Roma

Marchini obiettore, Raggi maestrina. È caccia ai voti della destra e dei vescovi

11 Maggio 2016

Continua la svolta a destra di Alfio Marchini, in corsa per la poltrona di Sindaco di Roma. Dopo l’abbraccio (mortale?) di Silvio Berlusconi e di tutti gli apparati a lui affiliati, l’ex candidato civico punta chiaramente a caratterizzare la sua campagna elettorale cercando l’appoggio degli ambienti più vicini e compatibili con quella che ormai è a tutti gli effetti la sua area politica di riferimento. Da questo deriva il suo posizionamento sul tema delle unioni civili, esplicitato ieri con una frase assai poco equivocabile: «Non ho nulla contro il riconoscimento dei diritti civili, ma non è compito del sindaco fare queste cose, per cui non celebrerò unioni gay se dovessi vincere le elezioni». Una sorta di “obiezione di coscienza” che serve unicamente ad occupare uno spazio politico, dato che assai raramente il sindaco di Roma celebra direttamente matrimoni laici e nella quasi totalità dei casi delega.

La verità è che l’imprenditore, già consigliere comunale part time, punta a rosicchiare più voti possibili a Giorgia Meloni, la vera avversaria da battere il 5 giugno.
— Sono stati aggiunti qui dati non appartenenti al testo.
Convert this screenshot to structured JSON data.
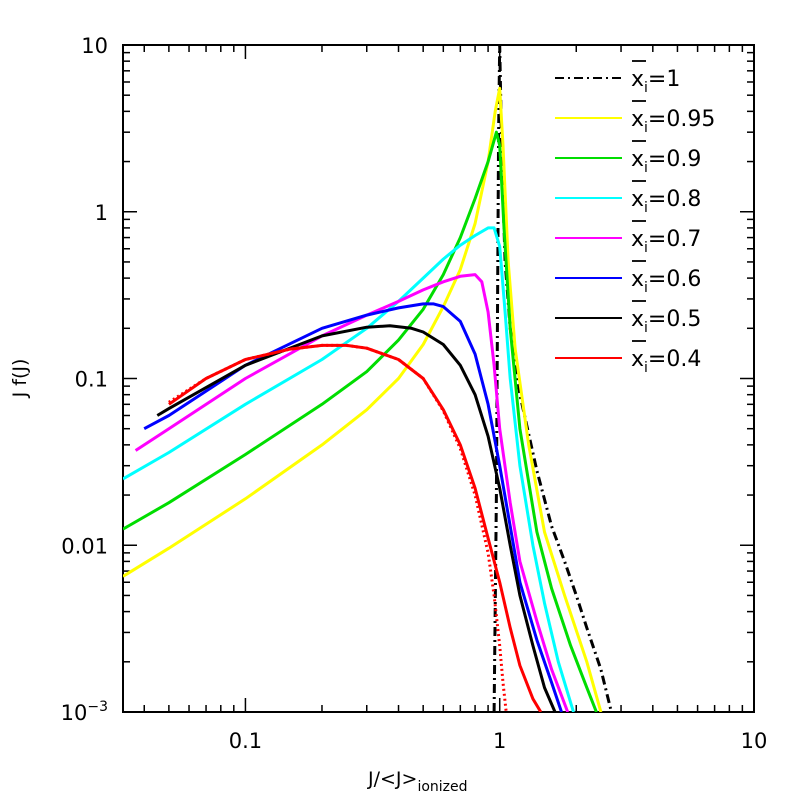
{
  "chart_data": {
    "type": "line",
    "x_scale": "log",
    "y_scale": "log",
    "xlim": [
      0.033,
      10
    ],
    "ylim": [
      0.001,
      10
    ],
    "xlabel": "J/<J>",
    "xlabel_sub": "ionized",
    "ylabel": "J f(J)",
    "x_ticks": [
      {
        "value": 0.1,
        "label": "0.1"
      },
      {
        "value": 1,
        "label": "1"
      },
      {
        "value": 10,
        "label": "10"
      }
    ],
    "y_ticks": [
      {
        "value": 10,
        "label": "10",
        "sup": ""
      },
      {
        "value": 1,
        "label": "1",
        "sup": ""
      },
      {
        "value": 0.1,
        "label": "0.1",
        "sup": ""
      },
      {
        "value": 0.01,
        "label": "0.01",
        "sup": ""
      },
      {
        "value": 0.001,
        "label": "10",
        "sup": "−3"
      }
    ],
    "legend_position": "top-right",
    "series": [
      {
        "name": "=1",
        "color": "#000000",
        "style": "dashdot",
        "points": [
          [
            0.95,
            0.001
          ],
          [
            0.97,
            0.02
          ],
          [
            0.99,
            3
          ],
          [
            1.0,
            10
          ],
          [
            1.02,
            2
          ],
          [
            1.05,
            0.5
          ],
          [
            1.1,
            0.2
          ],
          [
            1.2,
            0.08
          ],
          [
            1.4,
            0.028
          ],
          [
            1.6,
            0.013
          ],
          [
            1.8,
            0.008
          ],
          [
            2.0,
            0.005
          ],
          [
            2.2,
            0.0032
          ],
          [
            2.5,
            0.0018
          ],
          [
            2.75,
            0.001
          ]
        ]
      },
      {
        "name": "=0.95",
        "color": "#ffff00",
        "style": "solid",
        "points": [
          [
            0.033,
            0.0065
          ],
          [
            0.05,
            0.0096
          ],
          [
            0.1,
            0.019
          ],
          [
            0.2,
            0.04
          ],
          [
            0.3,
            0.065
          ],
          [
            0.4,
            0.1
          ],
          [
            0.5,
            0.16
          ],
          [
            0.6,
            0.27
          ],
          [
            0.7,
            0.45
          ],
          [
            0.8,
            0.85
          ],
          [
            0.9,
            2.0
          ],
          [
            0.96,
            4.0
          ],
          [
            1.0,
            5.5
          ],
          [
            1.03,
            2.5
          ],
          [
            1.08,
            0.5
          ],
          [
            1.15,
            0.15
          ],
          [
            1.3,
            0.04
          ],
          [
            1.5,
            0.012
          ],
          [
            1.8,
            0.005
          ],
          [
            2.2,
            0.002
          ],
          [
            2.5,
            0.001
          ]
        ]
      },
      {
        "name": "=0.9",
        "color": "#00dd00",
        "style": "solid",
        "points": [
          [
            0.033,
            0.0125
          ],
          [
            0.05,
            0.018
          ],
          [
            0.1,
            0.035
          ],
          [
            0.2,
            0.07
          ],
          [
            0.3,
            0.11
          ],
          [
            0.4,
            0.17
          ],
          [
            0.5,
            0.26
          ],
          [
            0.6,
            0.42
          ],
          [
            0.7,
            0.7
          ],
          [
            0.8,
            1.2
          ],
          [
            0.9,
            2.0
          ],
          [
            0.97,
            3.0
          ],
          [
            1.0,
            2.5
          ],
          [
            1.04,
            0.8
          ],
          [
            1.1,
            0.2
          ],
          [
            1.2,
            0.05
          ],
          [
            1.4,
            0.012
          ],
          [
            1.6,
            0.0055
          ],
          [
            1.9,
            0.0025
          ],
          [
            2.2,
            0.0014
          ],
          [
            2.4,
            0.001
          ]
        ]
      },
      {
        "name": "=0.8",
        "color": "#00ffff",
        "style": "solid",
        "points": [
          [
            0.033,
            0.025
          ],
          [
            0.05,
            0.036
          ],
          [
            0.1,
            0.07
          ],
          [
            0.2,
            0.13
          ],
          [
            0.3,
            0.2
          ],
          [
            0.4,
            0.29
          ],
          [
            0.5,
            0.4
          ],
          [
            0.6,
            0.52
          ],
          [
            0.7,
            0.63
          ],
          [
            0.8,
            0.72
          ],
          [
            0.9,
            0.8
          ],
          [
            0.95,
            0.8
          ],
          [
            1.0,
            0.62
          ],
          [
            1.05,
            0.25
          ],
          [
            1.1,
            0.1
          ],
          [
            1.2,
            0.03
          ],
          [
            1.35,
            0.01
          ],
          [
            1.5,
            0.0045
          ],
          [
            1.7,
            0.002
          ],
          [
            1.95,
            0.001
          ]
        ]
      },
      {
        "name": "=0.7",
        "color": "#ff00ff",
        "style": "solid",
        "points": [
          [
            0.037,
            0.037
          ],
          [
            0.05,
            0.05
          ],
          [
            0.1,
            0.1
          ],
          [
            0.2,
            0.18
          ],
          [
            0.3,
            0.24
          ],
          [
            0.4,
            0.29
          ],
          [
            0.5,
            0.34
          ],
          [
            0.6,
            0.38
          ],
          [
            0.7,
            0.41
          ],
          [
            0.8,
            0.42
          ],
          [
            0.85,
            0.38
          ],
          [
            0.9,
            0.25
          ],
          [
            0.95,
            0.12
          ],
          [
            1.0,
            0.05
          ],
          [
            1.1,
            0.018
          ],
          [
            1.2,
            0.008
          ],
          [
            1.4,
            0.0035
          ],
          [
            1.6,
            0.0018
          ],
          [
            1.85,
            0.001
          ]
        ]
      },
      {
        "name": "=0.6",
        "color": "#0000ff",
        "style": "solid",
        "points": [
          [
            0.04,
            0.05
          ],
          [
            0.05,
            0.06
          ],
          [
            0.1,
            0.12
          ],
          [
            0.2,
            0.2
          ],
          [
            0.3,
            0.24
          ],
          [
            0.4,
            0.265
          ],
          [
            0.5,
            0.28
          ],
          [
            0.55,
            0.28
          ],
          [
            0.6,
            0.27
          ],
          [
            0.7,
            0.22
          ],
          [
            0.8,
            0.14
          ],
          [
            0.9,
            0.07
          ],
          [
            1.0,
            0.03
          ],
          [
            1.1,
            0.013
          ],
          [
            1.2,
            0.006
          ],
          [
            1.4,
            0.0027
          ],
          [
            1.6,
            0.0015
          ],
          [
            1.75,
            0.001
          ]
        ]
      },
      {
        "name": "=0.5",
        "color": "#000000",
        "style": "solid",
        "points": [
          [
            0.045,
            0.06
          ],
          [
            0.05,
            0.066
          ],
          [
            0.1,
            0.12
          ],
          [
            0.2,
            0.18
          ],
          [
            0.3,
            0.203
          ],
          [
            0.37,
            0.207
          ],
          [
            0.45,
            0.2
          ],
          [
            0.5,
            0.19
          ],
          [
            0.6,
            0.16
          ],
          [
            0.7,
            0.12
          ],
          [
            0.8,
            0.08
          ],
          [
            0.9,
            0.045
          ],
          [
            1.0,
            0.022
          ],
          [
            1.1,
            0.01
          ],
          [
            1.2,
            0.005
          ],
          [
            1.35,
            0.0025
          ],
          [
            1.5,
            0.0014
          ],
          [
            1.65,
            0.001
          ]
        ]
      },
      {
        "name": "=0.4",
        "color": "#ff0000",
        "style": "solid",
        "points": [
          [
            0.05,
            0.07
          ],
          [
            0.07,
            0.1
          ],
          [
            0.1,
            0.13
          ],
          [
            0.15,
            0.15
          ],
          [
            0.2,
            0.158
          ],
          [
            0.25,
            0.158
          ],
          [
            0.3,
            0.152
          ],
          [
            0.4,
            0.13
          ],
          [
            0.5,
            0.1
          ],
          [
            0.6,
            0.065
          ],
          [
            0.7,
            0.04
          ],
          [
            0.8,
            0.022
          ],
          [
            0.9,
            0.011
          ],
          [
            1.0,
            0.006
          ],
          [
            1.1,
            0.0032
          ],
          [
            1.2,
            0.0019
          ],
          [
            1.35,
            0.0012
          ],
          [
            1.45,
            0.001
          ]
        ]
      },
      {
        "name": "",
        "color": "#ff0000",
        "style": "dotted",
        "in_legend": false,
        "points": [
          [
            0.05,
            0.072
          ],
          [
            0.07,
            0.1
          ],
          [
            0.1,
            0.13
          ],
          [
            0.15,
            0.15
          ],
          [
            0.2,
            0.158
          ],
          [
            0.25,
            0.158
          ],
          [
            0.3,
            0.152
          ],
          [
            0.4,
            0.13
          ],
          [
            0.5,
            0.1
          ],
          [
            0.6,
            0.064
          ],
          [
            0.7,
            0.038
          ],
          [
            0.8,
            0.02
          ],
          [
            0.9,
            0.009
          ],
          [
            0.95,
            0.005
          ],
          [
            1.0,
            0.0025
          ],
          [
            1.03,
            0.0015
          ],
          [
            1.06,
            0.001
          ]
        ]
      }
    ]
  }
}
Perché al di là dell’obiettivo dichiarato di centrare il ballottaggio, la vera posta in palio nel centrodestra è la leadership contesa tra Berlusconi e Salvini. E la partita romana sarà dirimente. C’è poi la corsa ai voti delle gerarchie cattoliche, da non confondersi con i voti dei cattolici che in maggioranza non percepiscono assolutamente l’estensione dei diritti come una minaccia. I vescovi non hanno nascosto il loro fastidio per la legge sulle unioni civili e considerano tutti i residuali difensori della presunta “famiglia tradizionale” come potenziali alleati.

Ma se Marchini è spudorato, c’è chi giocando con le parole non chiude la porta in faccia a nessuno. Si tratta di Virginia Raggi, sfuggente candidata del Movimento 5 Stelle che pur attaccando lo sfidante berlusconiano, non rinuncia al suo consueto (e insopportabile) piglio da maestrina, puntualizzando così: «Farei un distinguo: il comune di Roma non celebra matrimoni gay. Abbiamo la possibilità a Roma come sindaci di celebrare unioni civili. Sulle unioni gay, si vedrà». Si vedrà cosa? Questo non è dato saperlo. Ma che ci sia un dialogo neanche troppo sotto traccia tra esponenti del Movimento 5 Stelle e i piani alti del Vaticano non è un mistero.

Certo, la Virginia su certi argomenti non può che andare con i piedi di piombo, perché deve gestire anche lo zoccolo duro di un elettorato assai particolare. E ciò non le consente di sbilanciarsi più di tanto su posizioni filo-clericali. In fondo, se un grillino si mette ad osservare le nuvole a Međugorje, non vede madonne ma al massimo scie chimiche.